McArthur: The industry needs to do more to address online harms

UK Gambling Commission CEO Neil McArthur has criticised the ‘prevalence and impact of the various incentives’ that the gambling industry is offering to its VIP customers during a speech made yesterday.

Speaking at the Southbank Centre in London, McArthur explained that the UKGC’s call for evidence raised a number of concerns when it comes to VIP status’, which was thrust into the spotlight during a BBC Panorama documentary earlier this year.

During his address, McArthur placed a particular emphasis upon the issues associated with credit card gambling and inducements to gamble, in which he urged operators to ‘to do more to address online harms.’

Addressing gambling on credit, the UKGC CEO explained: “Our call for evidence has shown the level of concern and we are now consulting on what action we should take. We have a little more work to do, but I need to make it clear that the question is what action, not whether we should take any action to address our concerns.

“We already know that harm can occur for consumers at any stake levels and that effective use of account-based play data can be used to protect players. Nevertheless, we are looking closely at the case for introducing further protections for consumers online and this includes the evidence for imposing stake limits online as a means of further reducing the risk of harm.”

While he did emphasise that there has been ‘demonstrable progress’ in ‘markers of harm, customer interaction, affordability checks’, McArthur did point out that the UKGC remains ‘concerned’ over incentives and bonuses.

“We remain concerned around the offer of VIP status and associated incentives and bonuses,” he added. “The extent of wider public concern about these was highlighted in the recent Panorama programme, but more importantly they have been a constant feature in our enforcement work over recent years. 

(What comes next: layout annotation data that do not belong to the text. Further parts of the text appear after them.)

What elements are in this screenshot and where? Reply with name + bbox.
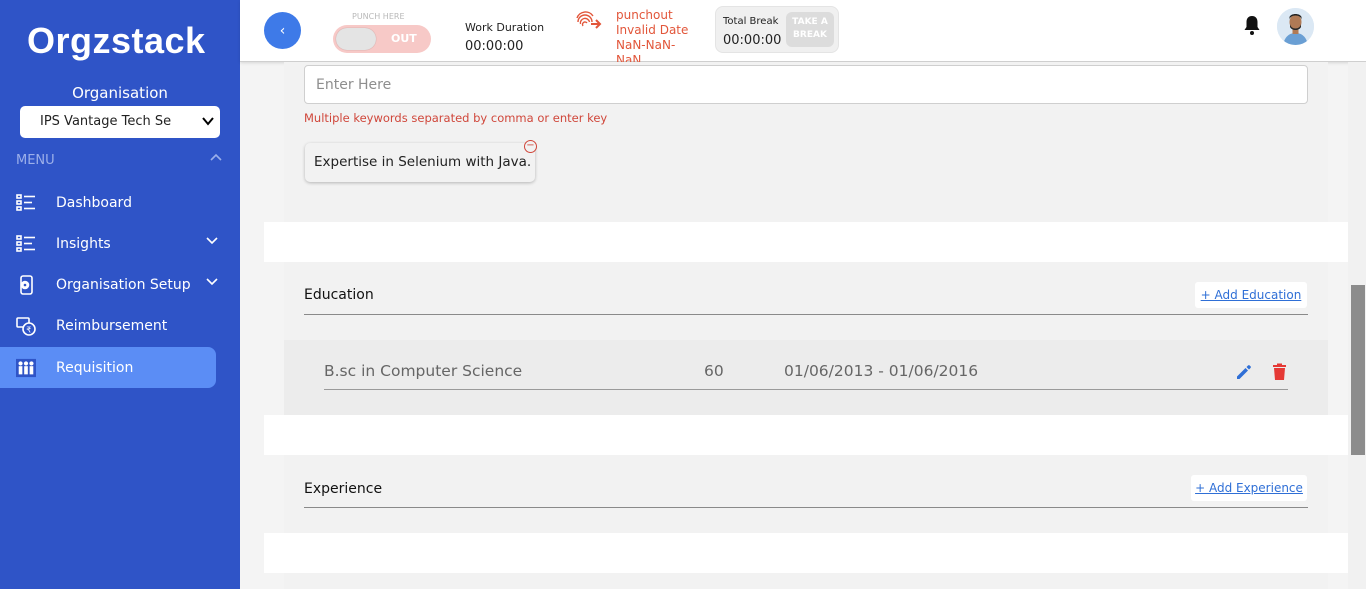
work-duration-value: 00:00:00 — [465, 39, 524, 54]
sidebar-item-reimbursement[interactable]: ₹ Reimbursement — [0, 305, 216, 346]
experience-section — [284, 455, 1328, 533]
punch-status-line: Invalid Date — [616, 23, 689, 37]
section-gap — [264, 533, 1348, 573]
chevron-down-icon — [206, 276, 218, 290]
app-logo[interactable]: Orgzstack — [27, 20, 206, 62]
section-gap — [264, 222, 1348, 262]
section-gap — [264, 415, 1348, 455]
divider — [304, 314, 1308, 315]
menu-header[interactable]: MENU — [16, 153, 224, 168]
education-score: 60 — [704, 362, 724, 380]
sidebar-item-label: Organisation Setup — [56, 276, 191, 293]
sidebar: Orgzstack Organisation IPS Vantage Tech … — [0, 0, 240, 589]
chevron-down-icon — [206, 235, 218, 249]
break-panel: Total Break 00:00:00 TAKE A BREAK — [715, 6, 839, 53]
organisation-select-value: IPS Vantage Tech Se — [40, 114, 172, 129]
scrollbar-thumb[interactable] — [1351, 285, 1365, 455]
take-break-line: BREAK — [793, 30, 827, 40]
sidebar-item-label: Insights — [56, 235, 111, 252]
chevron-left-icon: ‹ — [279, 22, 286, 39]
work-duration-label: Work Duration — [465, 21, 545, 34]
punch-label: PUNCH HERE — [352, 12, 405, 21]
punch-status: punchout Invalid Date NaN-NaN- NaN — [616, 8, 696, 68]
divider — [304, 507, 1308, 508]
list-icon — [16, 234, 36, 254]
keywords-input[interactable]: Enter Here — [304, 65, 1308, 104]
rupee-refund-icon: ₹ — [16, 316, 36, 336]
education-title: Education — [304, 287, 374, 303]
punch-toggle-text: OUT — [391, 32, 417, 45]
education-degree: B.sc in Computer Science — [324, 362, 523, 380]
punch-status-line: NaN-NaN- — [616, 38, 676, 52]
experience-title: Experience — [304, 481, 383, 497]
sidebar-item-dashboard[interactable]: Dashboard — [0, 182, 216, 223]
list-icon — [16, 193, 36, 213]
user-avatar[interactable] — [1277, 8, 1314, 45]
sidebar-item-requisition[interactable]: Requisition — [0, 347, 216, 388]
punch-status-line: punchout — [616, 8, 673, 22]
chevron-up-icon[interactable] — [210, 151, 222, 166]
total-break-value: 00:00:00 — [723, 33, 782, 48]
sidebar-item-label: Reimbursement — [56, 317, 168, 334]
organisation-select[interactable]: IPS Vantage Tech Se — [20, 106, 220, 138]
take-break-button[interactable]: TAKE A BREAK — [786, 12, 834, 47]
keywords-hint: Multiple keywords separated by comma or … — [304, 111, 608, 125]
row-divider — [324, 389, 1288, 390]
education-dates: 01/06/2013 - 01/06/2016 — [784, 362, 979, 380]
sidebar-item-label: Requisition — [56, 359, 134, 376]
svg-text:₹: ₹ — [26, 325, 31, 334]
menu-label: MENU — [16, 153, 55, 168]
take-break-line: TAKE A — [792, 17, 828, 27]
sidebar-item-organisation-setup[interactable]: Organisation Setup — [0, 264, 218, 305]
delete-icon[interactable] — [1272, 363, 1287, 385]
edit-icon[interactable] — [1235, 363, 1253, 385]
top-bar: ‹ PUNCH HERE OUT Work Duration 00:00:00 … — [240, 0, 1366, 67]
sidebar-item-insights[interactable]: Insights — [0, 223, 218, 264]
people-icon — [16, 358, 36, 378]
add-education-button[interactable]: + Add Education — [1195, 282, 1307, 308]
punch-toggle[interactable]: OUT — [333, 25, 431, 53]
keyword-chip: Expertise in Selenium with Java. — [305, 143, 535, 182]
next-section — [284, 573, 1328, 589]
bell-icon[interactable] — [1243, 14, 1261, 40]
collapse-sidebar-button[interactable]: ‹ — [264, 12, 301, 49]
total-break-label: Total Break — [723, 16, 779, 27]
organisation-label: Organisation — [72, 84, 168, 102]
remove-chip-icon[interactable]: − — [524, 140, 537, 153]
toggle-knob — [336, 28, 376, 50]
add-experience-button[interactable]: + Add Experience — [1191, 475, 1307, 501]
phone-gear-icon — [16, 274, 36, 295]
fingerprint-icon — [575, 10, 603, 38]
sidebar-item-label: Dashboard — [56, 194, 132, 211]
chevron-down-icon — [202, 106, 214, 138]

“We cannot remain in a perpetual state of enforcement investigations into similar failings so, if the industry cannot or will not drive improvements in this area, we will need to explore the use of all our tools to encourage or mandate changes in the interests of consumer protection.” 

Pointing to the statistics, McArthur told attendees that the online market ‘outstrips’ the GGY brought in by ‘bricks and mortar’ gambling, having grown by 58 per cent compared to the ‘relatively stable’ growth of land-based operations.

Combined with the growth of mobile gambling, McArthur stressed that ‘we all need to do more to address online harms.’

He continued: “We know that conversations have already been taking place about the question of the treatment of VIPs and associated inducements to gamble.  As a result, we recently received an offer from one major operator to lead the development of a code of conduct in this area.

“We want to take up that offer and hope to see firm commitments in this area soon, including a pacey timetable for that work.”

Despite McArthur’s criticism of particular elements of the industry, he did point out that ‘what came over less clearly on TV was the fact that progress has been made’ in tackling problem gambling: “There has been an encouraging increase in the number of operators investing in and developing algorithms and machine learning to identify customers who may be experiencing harm.

“We have also seen increasing numbers of operators evaluating the effectiveness of their identification tools and customer interaction processes.”

He concluded: “We need your organisations to step forward to provide the right resource from your companies – leadership, financial, technical expertise, data, to make this happen.

“Where we can we will support you in kick starting this work, but where we see a lack of commitment and failure to meet standards, we will continue to be firm.

“If we work together I am sure we can make gambling fairer and safer.”